In typical Dobbins fashion, he smiled and brushed it off.
“I mean… I’m just here to help y’all do y’all’s jobs,” he said.
And speaking of jobs, it’s not just Dobbins’ job to make the running game happen. Many others are involved as well, which is why when offensive coordinator Kevin Wilson looks back on last year, he doesn’t put it all on Dobbins.
“I don’t know if he struggled as much as opposed to we could just do a better job of calling it up and putting him in good places and getting the blocking a little better,” Wilson said.
“To me, running is a group effort, and our group was good, just not as good as it needs to be. Hopefully it will be better. He is having a great offseason. And I will say, last offseason coming up he had a couple minor nick-ups with a back or a hamstring where he was limited in some of his offseason training. He’s had a great offseason run.”
Healthy and hungry, JK Dobbins is determined not to go through another season like last year. Not because he doesn’t want to deal with the media’s questions again, but because his team needs him to be the guy he was in his first 100 carries.
With a new head coach, new quarterback, four new starters on the offensive line, and three senior captain receivers gone, the workhorse running back needs to be there to carry his team while everyone gets acclimated.

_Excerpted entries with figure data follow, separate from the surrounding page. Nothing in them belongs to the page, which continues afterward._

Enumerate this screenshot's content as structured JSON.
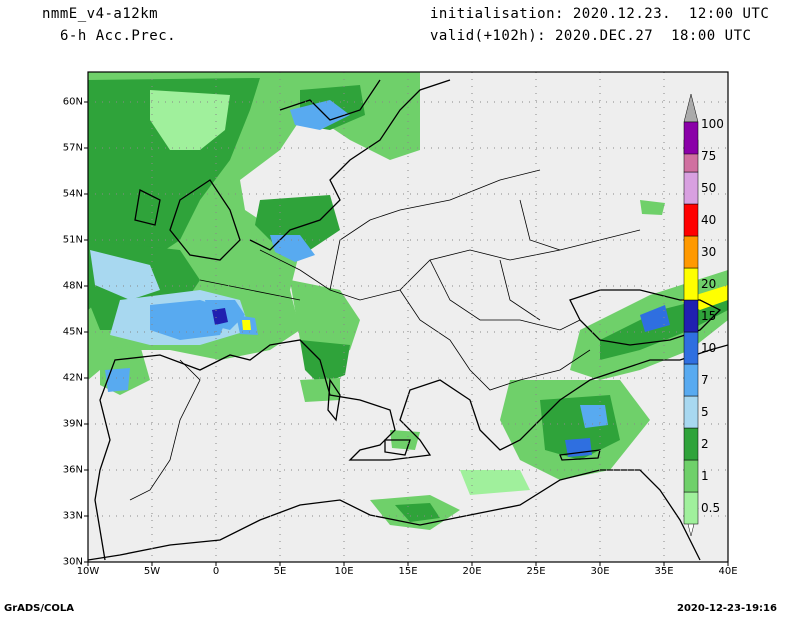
{
  "header": {
    "model": "nmmE_v4-a12km",
    "field": "6-h Acc.Prec.",
    "init": "initialisation: 2020.12.23.  12:00 UTC",
    "valid": "valid(+102h): 2020.DEC.27  18:00 UTC"
  },
  "footer": {
    "left": "GrADS/COLA",
    "right": "2020-12-23-19:16"
  },
  "map": {
    "lat_ticks": [
      "60N",
      "57N",
      "54N",
      "51N",
      "48N",
      "45N",
      "42N",
      "39N",
      "36N",
      "33N",
      "30N"
    ],
    "lon_ticks": [
      "10W",
      "5W",
      "0",
      "5E",
      "10E",
      "15E",
      "20E",
      "25E",
      "30E",
      "35E",
      "40E"
    ],
    "extent": {
      "lon": [
        -10,
        40
      ],
      "lat": [
        30,
        62
      ]
    }
  },
  "legend": {
    "labels": [
      "0.5",
      "1",
      "2",
      "5",
      "7",
      "10",
      "15",
      "20",
      "30",
      "40",
      "50",
      "75",
      "100"
    ],
    "colors": [
      "#a0f09c",
      "#6fd06a",
      "#2fa33a",
      "#a8d8f0",
      "#58aaf0",
      "#2f6fe0",
      "#2020b0",
      "#ffff00",
      "#ff9900",
      "#ff0000",
      "#d8a0e0",
      "#d070a0",
      "#8a00a8"
    ]
  }
}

This is something that head coach Ryan Day and position coach Tony Alford have explained to him throughout the offseason.
“He’s one of the guys that has to play good,” Day said. “You just hit a major pressure point right there. I mean, he has to play good for us, especially in the first six games of the year.
“And so that’s been a challenge for him. Tony’s challenged him, I’ve challenged him, Kevin Wilson’s challenged him, Mickey Marotti’s challenged him. He’s got to have a good year for us. And so I love JK, I believe in him, and I think he’s going to have a great year.”